3.1.1 De um braço partido, nasce um novo organismo

Estrela do Mar

Minha mãe teve pouco acesso à escola, mas sempre desejou ser professora, então quando eu nasci ela transferiu para mim esse desejo, quando eu fui pela primeira vez à escola fiquei encantada com aquela professora com o batom bem vermelho, lendo belos contos de fada para uma classe em total silêncio, todos viajando por aquele mundo encantado; tínhamos medo de piscar os olhos e perder o encantamento daquele momento. Então, entendi o desejo da minha mãe.
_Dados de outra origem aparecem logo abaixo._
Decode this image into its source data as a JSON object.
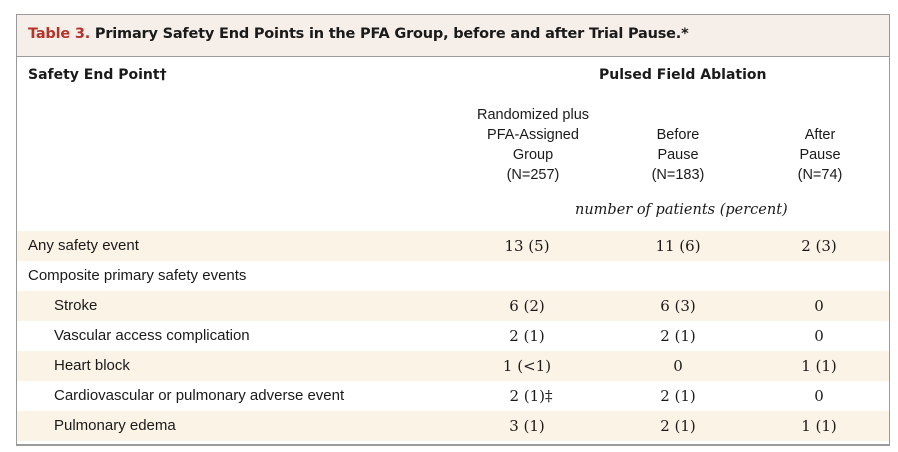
{
  "table": {
    "label": "Table 3.",
    "title": "Primary Safety End Points in the PFA Group, before and after Trial Pause.*"
  },
  "header": {
    "row_header": "Safety End Point†",
    "group_header": "Pulsed Field Ablation",
    "columns": [
      "Randomized plus\nPFA-Assigned\nGroup\n(N=257)",
      "Before\nPause\n(N=183)",
      "After\nPause\n(N=74)"
    ],
    "units": "number of patients (percent)"
  },
  "rows": [
    {
      "label": "Any safety event",
      "values": [
        "13 (5)",
        "11 (6)",
        "2 (3)"
      ]
    },
    {
      "label": "Composite primary safety events",
      "values": [
        "",
        "",
        ""
      ]
    },
    {
      "label": "Stroke",
      "values": [
        "6 (2)",
        "6 (3)",
        "0"
      ]
    },
    {
      "label": "Vascular access complication",
      "values": [
        "2 (1)",
        "2 (1)",
        "0"
      ]
    },
    {
      "label": "Heart block",
      "values": [
        "1 (<1)",
        "0",
        "1 (1)"
      ]
    },
    {
      "label": "Cardiovascular or pulmonary adverse event",
      "values": [
        "2 (1)‡",
        "2 (1)",
        "0"
      ]
    },
    {
      "label": "Pulmonary edema",
      "values": [
        "3 (1)",
        "2 (1)",
        "1 (1)"
      ]
    }
  ]
}
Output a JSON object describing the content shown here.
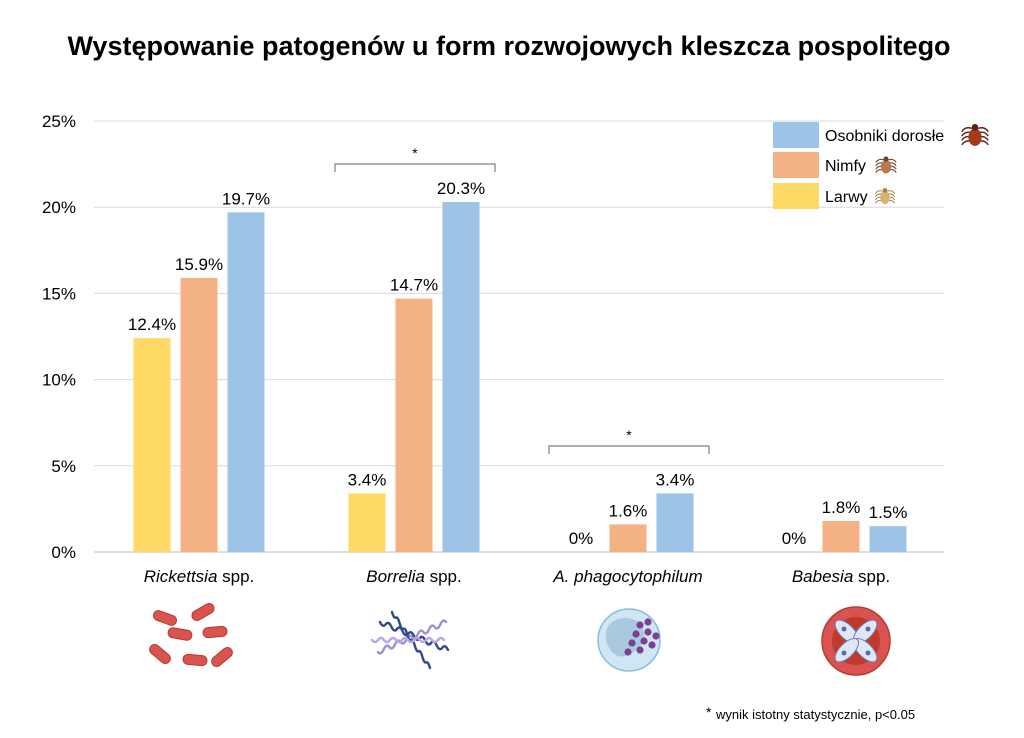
{
  "colors": {
    "larwy": "#FFD966",
    "nimfy": "#F4B183",
    "adult": "#9DC3E6",
    "grid": "#d9d9d9",
    "axis": "#bfbfbf"
  },
  "footnote": {
    "star": "*",
    "text": "wynik istotny statystycznie, p<0.05"
  },
  "significance": [
    {
      "category_index": 1,
      "symbol": "*"
    },
    {
      "category_index": 2,
      "symbol": "*"
    }
  ],
  "pathogen_icons": [
    "rod-bacteria-icon",
    "spirochete-icon",
    "infected-cell-icon",
    "babesia-erythrocyte-icon"
  ],
  "legend_icons": [
    "adult-tick-icon",
    "nymph-tick-icon",
    "larva-tick-icon"
  ],
  "chart_data": {
    "type": "bar",
    "title": "Występowanie patogenów u form rozwojowych kleszcza pospolitego",
    "categories": [
      {
        "italic": "Rickettsia",
        "rest": " spp."
      },
      {
        "italic": "Borrelia",
        "rest": " spp."
      },
      {
        "italic": "A. phagocytophilum",
        "rest": ""
      },
      {
        "italic": "Babesia",
        "rest": " spp."
      }
    ],
    "series": [
      {
        "name": "Larwy",
        "values": [
          12.4,
          3.4,
          0,
          0
        ],
        "labels": [
          "12.4%",
          "3.4%",
          "0%",
          "0%"
        ]
      },
      {
        "name": "Nimfy",
        "values": [
          15.9,
          14.7,
          1.6,
          1.8
        ],
        "labels": [
          "15.9%",
          "14.7%",
          "1.6%",
          "1.8%"
        ]
      },
      {
        "name": "Osobniki dorosłe",
        "values": [
          19.7,
          20.3,
          3.4,
          1.5
        ],
        "labels": [
          "19.7%",
          "20.3%",
          "3.4%",
          "1.5%"
        ]
      }
    ],
    "yticks": [
      {
        "value": 0,
        "label": "0%"
      },
      {
        "value": 5,
        "label": "5%"
      },
      {
        "value": 10,
        "label": "10%"
      },
      {
        "value": 15,
        "label": "15%"
      },
      {
        "value": 20,
        "label": "20%"
      },
      {
        "value": 25,
        "label": "25%"
      }
    ],
    "ylim": [
      0,
      25
    ],
    "grid": true,
    "legend_position": "top-right",
    "legend_order": [
      "Osobniki dorosłe",
      "Nimfy",
      "Larwy"
    ]
  }
}
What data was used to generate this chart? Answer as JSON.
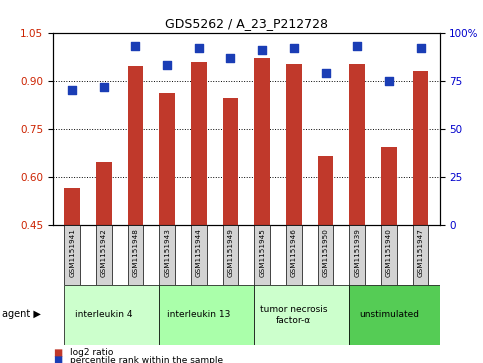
{
  "title": "GDS5262 / A_23_P212728",
  "samples": [
    "GSM1151941",
    "GSM1151942",
    "GSM1151948",
    "GSM1151943",
    "GSM1151944",
    "GSM1151949",
    "GSM1151945",
    "GSM1151946",
    "GSM1151950",
    "GSM1151939",
    "GSM1151940",
    "GSM1151947"
  ],
  "log2_ratio": [
    0.565,
    0.648,
    0.945,
    0.862,
    0.96,
    0.845,
    0.97,
    0.952,
    0.665,
    0.952,
    0.695,
    0.93
  ],
  "percentile_rank": [
    70,
    72,
    93,
    83,
    92,
    87,
    91,
    92,
    79,
    93,
    75,
    92
  ],
  "bar_bottom": 0.45,
  "ylim_left": [
    0.45,
    1.05
  ],
  "ylim_right": [
    0,
    100
  ],
  "yticks_left": [
    0.45,
    0.6,
    0.75,
    0.9,
    1.05
  ],
  "ytick_labels_left": [
    "0.45",
    "0.60",
    "0.75",
    "0.90",
    "1.05"
  ],
  "yticks_right": [
    0,
    25,
    50,
    75,
    100
  ],
  "ytick_labels_right": [
    "0",
    "25",
    "50",
    "75",
    "100%"
  ],
  "bar_color": "#c0392b",
  "dot_color": "#1a3db5",
  "agent_groups": [
    {
      "label": "interleukin 4",
      "start": 0,
      "end": 3,
      "color": "#ccffcc"
    },
    {
      "label": "interleukin 13",
      "start": 3,
      "end": 6,
      "color": "#aaffaa"
    },
    {
      "label": "tumor necrosis\nfactor-α",
      "start": 6,
      "end": 9,
      "color": "#ccffcc"
    },
    {
      "label": "unstimulated",
      "start": 9,
      "end": 12,
      "color": "#55cc55"
    }
  ],
  "bar_width": 0.5,
  "dot_size": 35,
  "grid_yticks": [
    0.6,
    0.75,
    0.9
  ]
}
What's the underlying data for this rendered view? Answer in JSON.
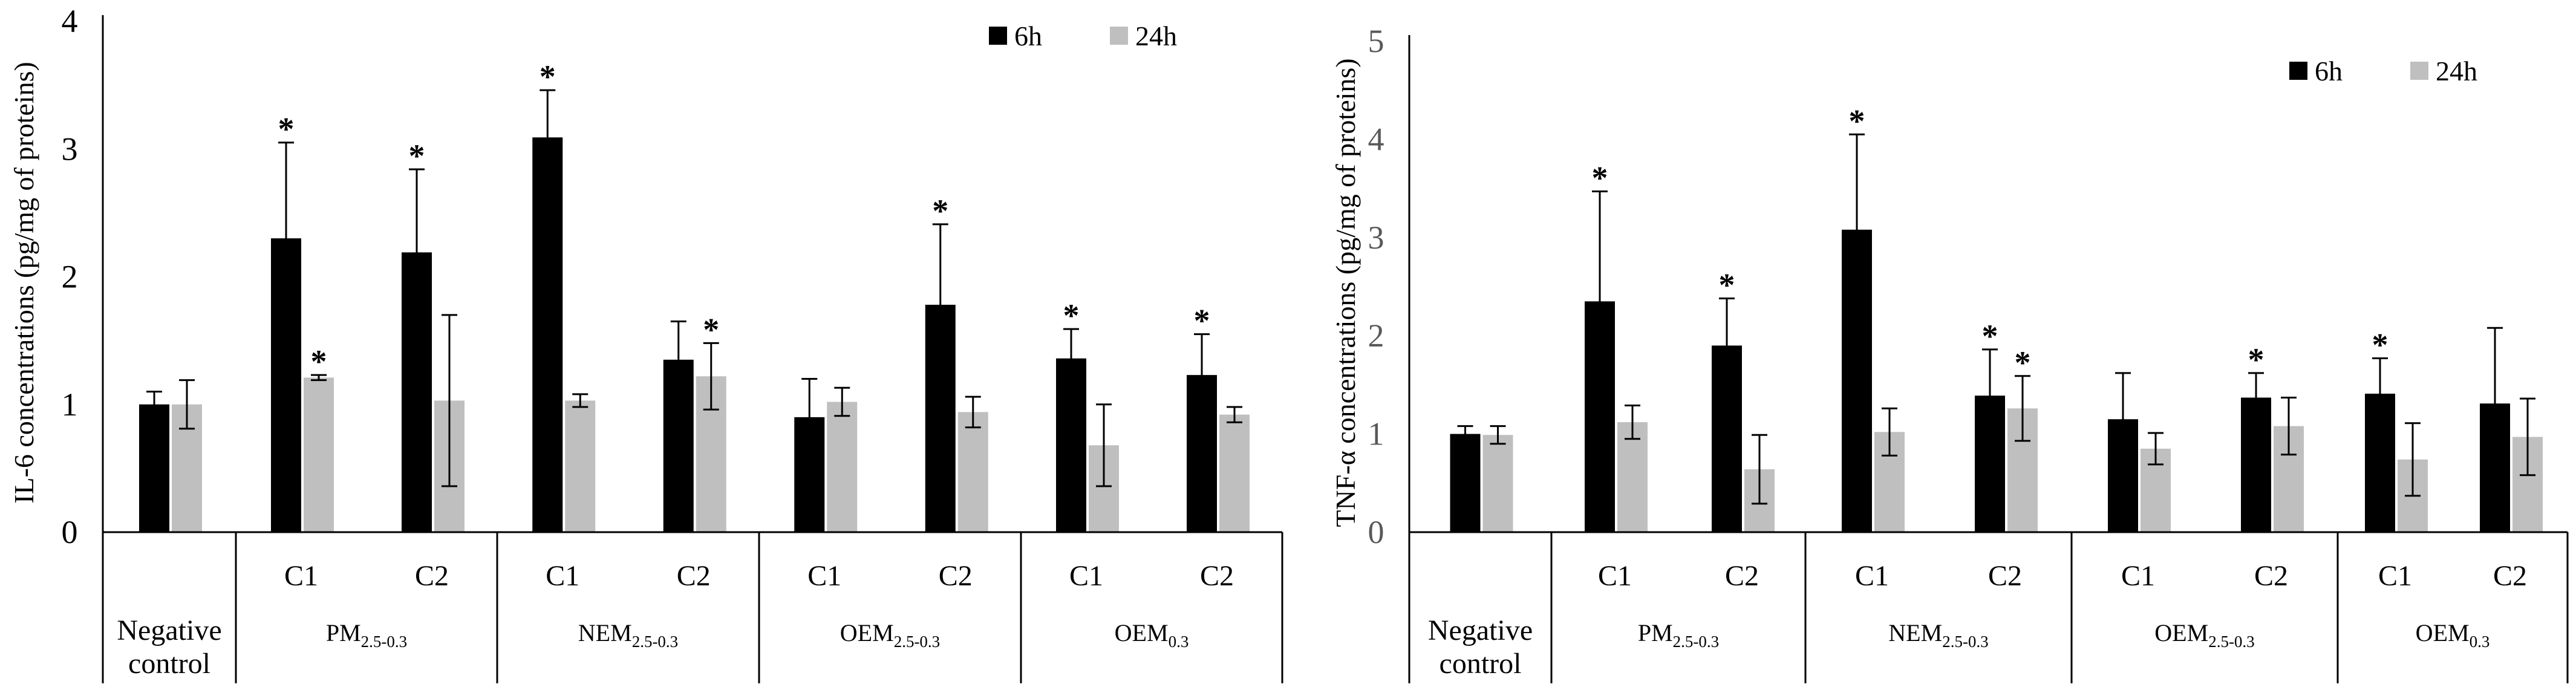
{
  "chart_data": [
    {
      "type": "bar",
      "ylabel": "IL-6 concentrations (pg/mg of proteins)",
      "ylim": [
        0,
        4
      ],
      "yticks": [
        "0",
        "1",
        "2",
        "3",
        "4"
      ],
      "legend": {
        "position": "top-right",
        "entries": [
          "6h",
          "24h"
        ]
      },
      "series": [
        {
          "name": "6h",
          "color": "#000000",
          "values": [
            1.0,
            2.3,
            2.19,
            3.09,
            1.35,
            0.9,
            1.78,
            1.36,
            1.23
          ],
          "errors": [
            0.1,
            0.75,
            0.65,
            0.37,
            0.3,
            0.3,
            0.63,
            0.23,
            0.32
          ],
          "significant": [
            false,
            true,
            true,
            true,
            false,
            false,
            true,
            true,
            true
          ]
        },
        {
          "name": "24h",
          "color": "#bfbfbf",
          "values": [
            1.0,
            1.21,
            1.03,
            1.03,
            1.22,
            1.02,
            0.94,
            0.68,
            0.92
          ],
          "errors": [
            0.19,
            0.02,
            0.67,
            0.05,
            0.26,
            0.11,
            0.12,
            0.32,
            0.06
          ],
          "significant": [
            false,
            true,
            false,
            false,
            true,
            false,
            false,
            false,
            false
          ]
        }
      ]
    },
    {
      "type": "bar",
      "ylabel": "TNF-α concentrations (pg/mg of proteins)",
      "ylim": [
        0,
        5
      ],
      "yticks": [
        "0",
        "1",
        "2",
        "3",
        "4",
        "5"
      ],
      "legend": {
        "position": "top-right",
        "entries": [
          "6h",
          "24h"
        ]
      },
      "series": [
        {
          "name": "6h",
          "color": "#000000",
          "values": [
            1.0,
            2.35,
            1.9,
            3.08,
            1.39,
            1.15,
            1.37,
            1.41,
            1.31
          ],
          "errors": [
            0.08,
            1.12,
            0.48,
            0.97,
            0.47,
            0.47,
            0.25,
            0.36,
            0.77
          ],
          "significant": [
            false,
            true,
            true,
            true,
            true,
            false,
            true,
            true,
            false
          ]
        },
        {
          "name": "24h",
          "color": "#bfbfbf",
          "values": [
            0.99,
            1.12,
            0.64,
            1.02,
            1.26,
            0.85,
            1.08,
            0.74,
            0.97
          ],
          "errors": [
            0.09,
            0.17,
            0.35,
            0.24,
            0.33,
            0.16,
            0.29,
            0.37,
            0.39
          ],
          "significant": [
            false,
            false,
            false,
            false,
            true,
            false,
            false,
            false,
            false
          ]
        }
      ]
    }
  ],
  "axis_groups": {
    "negative_control": [
      "Negative",
      "control"
    ],
    "cat_labels": [
      "C1",
      "C2",
      "C1",
      "C2",
      "C1",
      "C2",
      "C1",
      "C2"
    ],
    "groups": [
      {
        "base": "PM",
        "sub": "2.5-0.3"
      },
      {
        "base": "NEM",
        "sub": "2.5-0.3"
      },
      {
        "base": "OEM",
        "sub": "2.5-0.3"
      },
      {
        "base": "OEM",
        "sub": "0.3"
      }
    ],
    "significance_marker": "*"
  }
}
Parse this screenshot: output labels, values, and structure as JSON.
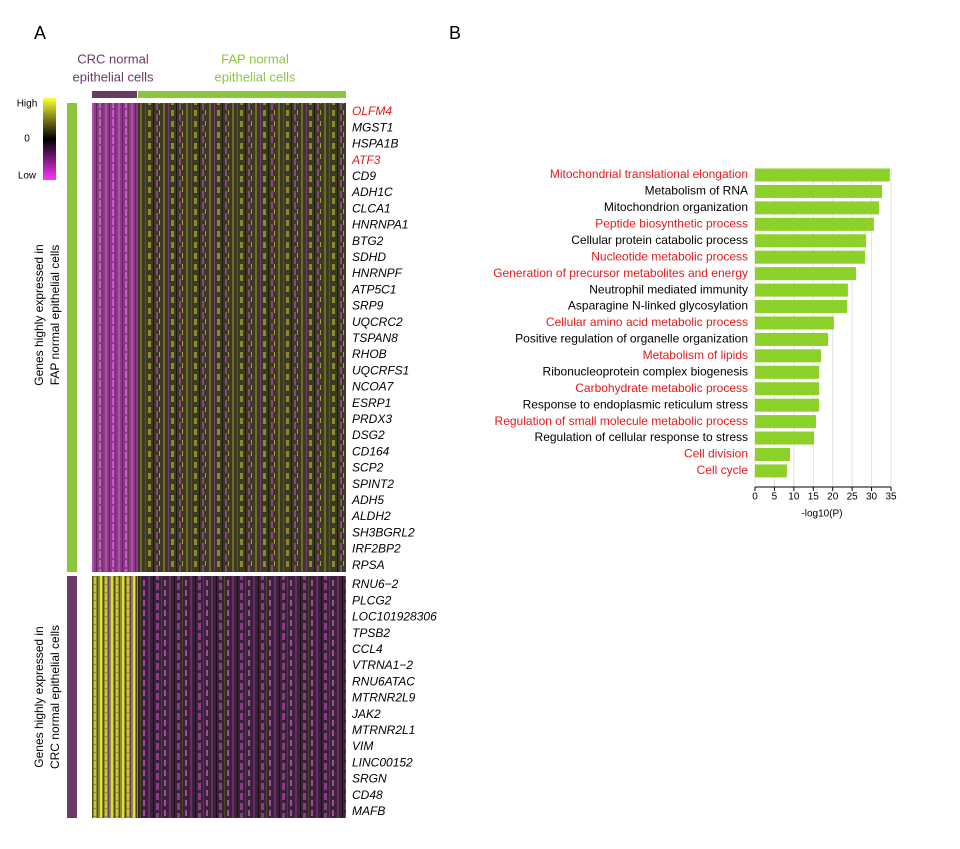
{
  "panel_a": {
    "label": "A",
    "group_labels": [
      [
        "CRC normal",
        "epithelial cells"
      ],
      [
        "FAP normal",
        "epithelial cells"
      ]
    ],
    "group_colors": [
      "#6b3a62",
      "#8cc63f"
    ],
    "legend": {
      "high": "High",
      "zero": "0",
      "low": "Low"
    },
    "row_group_labels": [
      [
        "Genes highly expressed in",
        "FAP normal epithelial cells"
      ],
      [
        "Genes highly expressed in",
        "CRC normal epithelial cells"
      ]
    ],
    "genes_fap": [
      "OLFM4",
      "MGST1",
      "HSPA1B",
      "ATF3",
      "CD9",
      "ADH1C",
      "CLCA1",
      "HNRNPA1",
      "BTG2",
      "SDHD",
      "HNRNPF",
      "ATP5C1",
      "SRP9",
      "UQCRC2",
      "TSPAN8",
      "RHOB",
      "UQCRFS1",
      "NCOA7",
      "ESRP1",
      "PRDX3",
      "DSG2",
      "CD164",
      "SCP2",
      "SPINT2",
      "ADH5",
      "ALDH2",
      "SH3BGRL2",
      "IRF2BP2",
      "RPSA"
    ],
    "genes_fap_colors": [
      "#e41a1c",
      "#000000",
      "#000000",
      "#e41a1c",
      "#000000",
      "#000000",
      "#000000",
      "#000000",
      "#000000",
      "#000000",
      "#000000",
      "#000000",
      "#000000",
      "#000000",
      "#000000",
      "#000000",
      "#000000",
      "#000000",
      "#000000",
      "#000000",
      "#000000",
      "#000000",
      "#000000",
      "#000000",
      "#000000",
      "#000000",
      "#000000",
      "#000000",
      "#000000"
    ],
    "genes_crc": [
      "RNU6−2",
      "PLCG2",
      "LOC101928306",
      "TPSB2",
      "CCL4",
      "VTRNA1−2",
      "RNU6ATAC",
      "MTRNR2L9",
      "JAK2",
      "MTRNR2L1",
      "VIM",
      "LINC00152",
      "SRGN",
      "CD48",
      "MAFB"
    ]
  },
  "chart_data": {
    "type": "bar",
    "orientation": "horizontal",
    "panel_label": "B",
    "categories": [
      "Mitochondrial translational elongation",
      "Metabolism of RNA",
      "Mitochondrion organization",
      "Peptide biosynthetic process",
      "Cellular protein catabolic process",
      "Nucleotide metabolic process",
      "Generation of precursor metabolites and energy",
      "Neutrophil mediated immunity",
      "Asparagine N-linked glycosylation",
      "Cellular amino acid metabolic process",
      "Positive regulation of organelle organization",
      "Metabolism of lipids",
      "Ribonucleoprotein complex biogenesis",
      "Carbohydrate metabolic process",
      "Response to endoplasmic reticulum stress",
      "Regulation of small molecule metabolic process",
      "Regulation of cellular response to stress",
      "Cell division",
      "Cell cycle"
    ],
    "category_colors": [
      "#e41a1c",
      "#000000",
      "#000000",
      "#e41a1c",
      "#000000",
      "#e41a1c",
      "#e41a1c",
      "#000000",
      "#000000",
      "#e41a1c",
      "#000000",
      "#e41a1c",
      "#000000",
      "#e41a1c",
      "#000000",
      "#e41a1c",
      "#000000",
      "#e41a1c",
      "#e41a1c"
    ],
    "values": [
      34.7,
      32.7,
      31.9,
      30.6,
      28.6,
      28.3,
      26.0,
      23.9,
      23.7,
      20.3,
      18.8,
      17.0,
      16.5,
      16.5,
      16.5,
      15.7,
      15.2,
      9.0,
      8.2
    ],
    "color": "#8cd12a",
    "xlabel": "-log10(P)",
    "xlim": [
      0,
      35
    ],
    "xticks": [
      0,
      5,
      10,
      15,
      20,
      25,
      30,
      35
    ],
    "grid": true
  }
}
E desde essa época que alimentei esse sonho.

Eu morava em Macau interior do RN. Vim para Natal cursar o Ensino Médio científico, pois quem fazia o científico tinha mais possibilidade de ingressar na UFRN.

Iniciei o curso de Pedagogia na UFRN em 1978. Nessa época, o país passava pela efervescência dos movimentos sociais e em especial o movimento universitário, pois se iniciava o processo de abertura política e a volta da democracia, consequentemente a eleição para o Diretório Central dos Estudantes.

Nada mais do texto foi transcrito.